For technology leaders, the vertical integration is the interesting part. Buying a retrieval API that resells someone else's index leaves you exposed to that index's incentives, which are usually advertising and human engagement. A stack built end to end for machine consumption can optimize for passage-level precision and latency budgets that agentic workflows actually live and die by. The risk, of course, is index coverage: a nine-month-old crawler competes with two decades of incumbent infrastructure, and freshness gaps will show up in production before benchmarks do.

A Suddenly Crowded Layer

Seltz lands in a category that has filled out fast. Parallel carries a roughly 2 billion dollar valuation on 100 million dollars raised, Exa has pulled in 85 million dollars, and Tavily was acquired by Nebius for as much as 400 million dollars. That an early seed entrant can still raise into this field tells you investors believe the market is large enough to support multiple winners, or that consolidation is coming and a sharp technical team is an acquisition target either way. We lean toward the latter as the more likely exit.

The competitive crowding also validates the underlying claim. When Parallel, Exa, Tavily, and now Seltz all converge on agent-grade retrieval as a standalone product, the layer has separated from both the model providers and the general search engines. For CIOs, the practical takeaway is that retrieval has become a procurement decision in its own right, not a feature bundled into whichever foundation model you happened to standardize on.

What This Means for Enterprise Buyers

The deeper story is where the bottleneck in agentic systems has moved. Through 2025, the constraint was model capability. In 2026, the frontier models are close enough that the differentiator is increasingly what you feed them. An agent reasoning over stale, ranked-for-humans search results will hallucinate or stall no matter how capable the underlying model is. Retrieval quality is becoming the binding constraint on production reliability, and that reframes where engineering and budget attention should go.
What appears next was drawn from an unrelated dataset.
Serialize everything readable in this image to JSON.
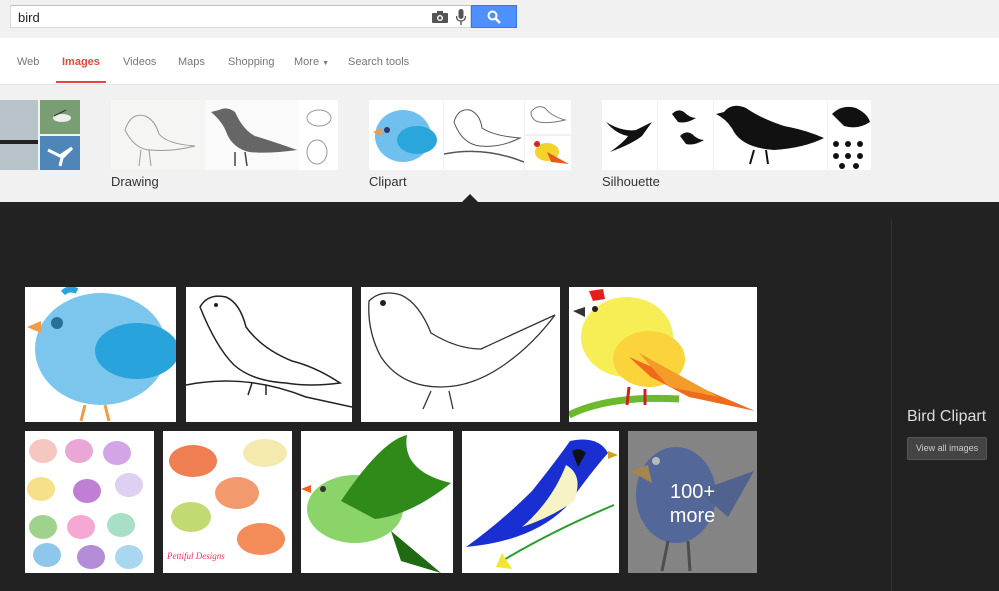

Our advice to buyers is to treat agent search as a first-class infrastructure choice and to test it the way agents will use it: passage precision, latency under concurrency, and freshness on the queries your workflows actually run. Seltz is too young to bet a production system on today, and index coverage is the metric to interrogate hardest. But the thesis it is funded on is sound, and it points at a layer that most enterprise AI roadmaps have quietly underinvested in.